Jesu meine Freude
Scarlatti Stabat Mater Lassus Lagrime di San Pietro 1-7 Bach Jesu meine Freude
Saturday 16 March 2013, Church of St Alphege, Oldfield Lane, Bath
Click here to view Jesu meine Freude programme
There is much to be said for singing a programme through without an often extended interval, with just the briefest of breaks for legs to be stretched and choir throats to be cleared. And this programme of three masterpieces of Renaissance and Baroque music was a celebration of delights.
The 16th century composer Lassus’ setting of Lagrime di San Pietro, sung a capella, is a classic of intricate counterpoint.

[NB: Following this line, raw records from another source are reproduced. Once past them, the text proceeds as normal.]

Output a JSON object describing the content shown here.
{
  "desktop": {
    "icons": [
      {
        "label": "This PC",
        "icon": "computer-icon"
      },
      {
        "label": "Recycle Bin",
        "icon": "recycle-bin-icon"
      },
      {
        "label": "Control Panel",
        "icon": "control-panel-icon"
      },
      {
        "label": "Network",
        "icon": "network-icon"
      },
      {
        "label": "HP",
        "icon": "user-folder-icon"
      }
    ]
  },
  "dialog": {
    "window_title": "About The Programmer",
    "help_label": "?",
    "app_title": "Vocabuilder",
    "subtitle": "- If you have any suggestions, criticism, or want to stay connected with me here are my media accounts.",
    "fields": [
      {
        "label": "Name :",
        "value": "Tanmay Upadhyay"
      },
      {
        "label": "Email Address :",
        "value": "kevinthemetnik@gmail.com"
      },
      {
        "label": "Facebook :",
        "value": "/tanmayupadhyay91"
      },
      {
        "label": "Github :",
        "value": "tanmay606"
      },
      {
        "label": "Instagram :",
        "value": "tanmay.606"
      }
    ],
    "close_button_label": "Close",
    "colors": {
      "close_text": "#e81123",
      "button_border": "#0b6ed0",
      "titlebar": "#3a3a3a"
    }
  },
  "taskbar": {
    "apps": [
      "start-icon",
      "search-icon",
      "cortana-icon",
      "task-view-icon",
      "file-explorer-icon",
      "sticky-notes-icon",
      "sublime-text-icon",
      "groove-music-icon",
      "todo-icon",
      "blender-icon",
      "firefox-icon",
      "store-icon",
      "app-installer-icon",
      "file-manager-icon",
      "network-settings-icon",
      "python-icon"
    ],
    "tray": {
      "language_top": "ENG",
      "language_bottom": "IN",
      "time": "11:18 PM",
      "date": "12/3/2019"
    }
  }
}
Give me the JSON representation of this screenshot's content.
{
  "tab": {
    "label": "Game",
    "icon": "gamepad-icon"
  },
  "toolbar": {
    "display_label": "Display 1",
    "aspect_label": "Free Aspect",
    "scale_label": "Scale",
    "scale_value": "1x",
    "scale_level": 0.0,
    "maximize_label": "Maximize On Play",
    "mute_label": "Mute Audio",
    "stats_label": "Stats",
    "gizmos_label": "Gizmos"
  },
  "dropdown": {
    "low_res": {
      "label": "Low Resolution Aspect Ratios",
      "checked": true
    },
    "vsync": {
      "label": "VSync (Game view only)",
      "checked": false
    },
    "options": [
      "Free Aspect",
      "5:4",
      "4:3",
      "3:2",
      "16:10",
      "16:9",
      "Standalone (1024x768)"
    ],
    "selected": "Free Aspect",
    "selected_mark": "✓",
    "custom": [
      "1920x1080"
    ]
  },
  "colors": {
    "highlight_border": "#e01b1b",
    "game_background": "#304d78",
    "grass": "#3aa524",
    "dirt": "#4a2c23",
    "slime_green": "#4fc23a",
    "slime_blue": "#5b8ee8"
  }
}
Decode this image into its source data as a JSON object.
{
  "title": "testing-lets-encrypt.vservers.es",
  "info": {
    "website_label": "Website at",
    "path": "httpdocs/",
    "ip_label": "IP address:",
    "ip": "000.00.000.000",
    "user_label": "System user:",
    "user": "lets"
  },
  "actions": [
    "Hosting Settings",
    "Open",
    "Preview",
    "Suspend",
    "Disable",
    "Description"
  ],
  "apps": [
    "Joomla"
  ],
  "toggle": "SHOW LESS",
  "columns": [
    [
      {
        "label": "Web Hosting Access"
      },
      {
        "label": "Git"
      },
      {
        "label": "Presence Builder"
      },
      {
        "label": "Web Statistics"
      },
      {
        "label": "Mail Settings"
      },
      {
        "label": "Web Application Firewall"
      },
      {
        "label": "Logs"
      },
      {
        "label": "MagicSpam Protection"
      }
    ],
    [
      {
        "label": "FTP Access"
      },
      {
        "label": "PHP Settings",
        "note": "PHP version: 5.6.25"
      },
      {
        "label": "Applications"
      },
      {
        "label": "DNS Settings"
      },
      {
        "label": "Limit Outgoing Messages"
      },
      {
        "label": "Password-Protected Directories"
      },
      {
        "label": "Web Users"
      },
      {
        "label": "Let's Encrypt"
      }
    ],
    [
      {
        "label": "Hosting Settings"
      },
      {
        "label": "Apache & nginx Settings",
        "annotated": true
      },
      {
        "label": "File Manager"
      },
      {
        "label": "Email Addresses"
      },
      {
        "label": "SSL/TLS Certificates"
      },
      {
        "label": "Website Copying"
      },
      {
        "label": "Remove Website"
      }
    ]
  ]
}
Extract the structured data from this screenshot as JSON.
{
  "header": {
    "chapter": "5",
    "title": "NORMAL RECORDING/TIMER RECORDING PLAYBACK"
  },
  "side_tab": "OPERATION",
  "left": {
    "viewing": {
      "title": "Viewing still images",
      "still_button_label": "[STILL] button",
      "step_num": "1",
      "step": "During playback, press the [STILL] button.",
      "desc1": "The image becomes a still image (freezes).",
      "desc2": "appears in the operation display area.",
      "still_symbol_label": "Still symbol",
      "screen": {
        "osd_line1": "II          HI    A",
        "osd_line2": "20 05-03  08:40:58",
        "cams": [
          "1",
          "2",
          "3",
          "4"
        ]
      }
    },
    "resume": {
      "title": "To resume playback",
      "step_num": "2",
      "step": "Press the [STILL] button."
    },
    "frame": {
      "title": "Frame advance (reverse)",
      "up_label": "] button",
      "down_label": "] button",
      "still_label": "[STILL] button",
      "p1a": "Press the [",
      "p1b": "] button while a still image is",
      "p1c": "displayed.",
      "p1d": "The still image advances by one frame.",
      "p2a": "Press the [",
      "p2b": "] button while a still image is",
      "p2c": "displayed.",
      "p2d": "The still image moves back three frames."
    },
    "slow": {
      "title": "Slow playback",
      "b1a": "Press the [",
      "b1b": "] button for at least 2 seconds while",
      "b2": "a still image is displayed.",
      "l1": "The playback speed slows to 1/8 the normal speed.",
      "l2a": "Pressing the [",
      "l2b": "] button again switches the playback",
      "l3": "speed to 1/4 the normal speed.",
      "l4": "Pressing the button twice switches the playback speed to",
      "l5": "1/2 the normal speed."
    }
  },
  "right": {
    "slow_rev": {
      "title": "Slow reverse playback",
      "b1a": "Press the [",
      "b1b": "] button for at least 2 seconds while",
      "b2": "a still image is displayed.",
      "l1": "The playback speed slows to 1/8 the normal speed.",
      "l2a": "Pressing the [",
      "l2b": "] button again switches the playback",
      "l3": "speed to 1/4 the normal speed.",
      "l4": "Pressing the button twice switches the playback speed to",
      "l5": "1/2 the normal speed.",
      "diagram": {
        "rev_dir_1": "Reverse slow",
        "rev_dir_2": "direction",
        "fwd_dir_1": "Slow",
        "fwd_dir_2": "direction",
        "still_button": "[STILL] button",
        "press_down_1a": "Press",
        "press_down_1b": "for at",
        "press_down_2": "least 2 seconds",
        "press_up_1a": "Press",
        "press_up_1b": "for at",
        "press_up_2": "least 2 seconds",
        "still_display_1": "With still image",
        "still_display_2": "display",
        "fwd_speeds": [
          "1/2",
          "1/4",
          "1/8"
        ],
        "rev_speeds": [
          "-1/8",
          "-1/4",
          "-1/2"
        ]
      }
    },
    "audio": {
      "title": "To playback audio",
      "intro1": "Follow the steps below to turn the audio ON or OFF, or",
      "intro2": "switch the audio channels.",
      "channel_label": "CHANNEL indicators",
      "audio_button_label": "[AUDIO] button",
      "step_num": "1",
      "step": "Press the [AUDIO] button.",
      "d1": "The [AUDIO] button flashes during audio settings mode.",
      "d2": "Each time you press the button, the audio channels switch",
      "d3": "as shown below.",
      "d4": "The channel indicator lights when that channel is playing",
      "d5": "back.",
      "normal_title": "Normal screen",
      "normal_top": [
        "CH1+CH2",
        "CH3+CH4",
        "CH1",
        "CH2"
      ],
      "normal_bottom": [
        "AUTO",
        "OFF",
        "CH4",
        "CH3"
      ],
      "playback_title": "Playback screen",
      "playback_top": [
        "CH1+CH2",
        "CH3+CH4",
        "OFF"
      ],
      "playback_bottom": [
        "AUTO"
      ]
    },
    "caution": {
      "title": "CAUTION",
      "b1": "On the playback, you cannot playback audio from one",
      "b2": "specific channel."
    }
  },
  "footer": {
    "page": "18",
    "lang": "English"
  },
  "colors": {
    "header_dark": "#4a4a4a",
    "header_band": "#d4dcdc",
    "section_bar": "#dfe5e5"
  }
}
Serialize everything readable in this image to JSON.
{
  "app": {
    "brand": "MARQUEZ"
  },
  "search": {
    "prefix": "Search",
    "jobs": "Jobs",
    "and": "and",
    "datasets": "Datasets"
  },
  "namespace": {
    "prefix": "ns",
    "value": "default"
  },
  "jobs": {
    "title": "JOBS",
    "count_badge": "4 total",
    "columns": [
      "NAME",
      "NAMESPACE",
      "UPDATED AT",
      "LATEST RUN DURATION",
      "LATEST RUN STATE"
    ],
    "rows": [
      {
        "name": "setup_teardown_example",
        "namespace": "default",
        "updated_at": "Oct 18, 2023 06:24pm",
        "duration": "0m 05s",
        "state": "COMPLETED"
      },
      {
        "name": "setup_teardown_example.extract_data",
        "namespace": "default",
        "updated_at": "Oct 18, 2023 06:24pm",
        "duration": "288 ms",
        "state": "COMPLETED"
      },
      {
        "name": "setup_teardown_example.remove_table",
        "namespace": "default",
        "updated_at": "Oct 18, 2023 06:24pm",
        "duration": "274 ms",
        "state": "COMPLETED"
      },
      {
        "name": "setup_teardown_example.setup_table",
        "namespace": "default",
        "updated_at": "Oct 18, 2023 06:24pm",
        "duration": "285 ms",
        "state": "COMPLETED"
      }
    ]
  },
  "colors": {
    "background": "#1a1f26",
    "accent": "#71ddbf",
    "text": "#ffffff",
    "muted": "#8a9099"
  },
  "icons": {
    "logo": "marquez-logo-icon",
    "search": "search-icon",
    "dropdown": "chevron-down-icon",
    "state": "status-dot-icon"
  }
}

Taken quite briskly, as if St Peter is saying – yes, I’m sorry, but please I don’t want to dwell on it. Written in the minor key, it has a touch of melancholy but without being excessively dolorous. Yet the words and the musical setting are very telling in their detail, controlled and beautifully balanced. Bach’s Jesu meine Freude needs no introduction. It is arguably his greatest motet, the writing complex, yet with a simple melody, around which he weaves a musical web of astonishingly rich textures and colours. After a minor difference of tune between Steven Hollas on the organ and the voices, early on, this was a really authentic performance, the tempi finely judged, and the ensemble clear and crisp, with a strong, robust finale ending in the joyful tierce de picardie.
The final Scarlatti setting of the Stabat Mater was a revelation. It describes Mary at the foot of the cross, yet without lingering over her grief. The agony of Christ is evoked with astonishingly complex harmonic progression, yet without a trace of sentimentality and the contrasting tempi are immensely poignant. The final slow legato Quando corpus suddenly erupts into a quick, lively affirmation of the joy of Paradise, sung with tremendous verve and blazing with life. It was a performance full of warmth and life, but expressively sorrowful too. A splendid work, musically complex, recreated with sumptuous velvety singing, finishing on a note of joyful triumph. It was a very satisfactory night of musical excellence for conductor Keith Bennett and his talented singers.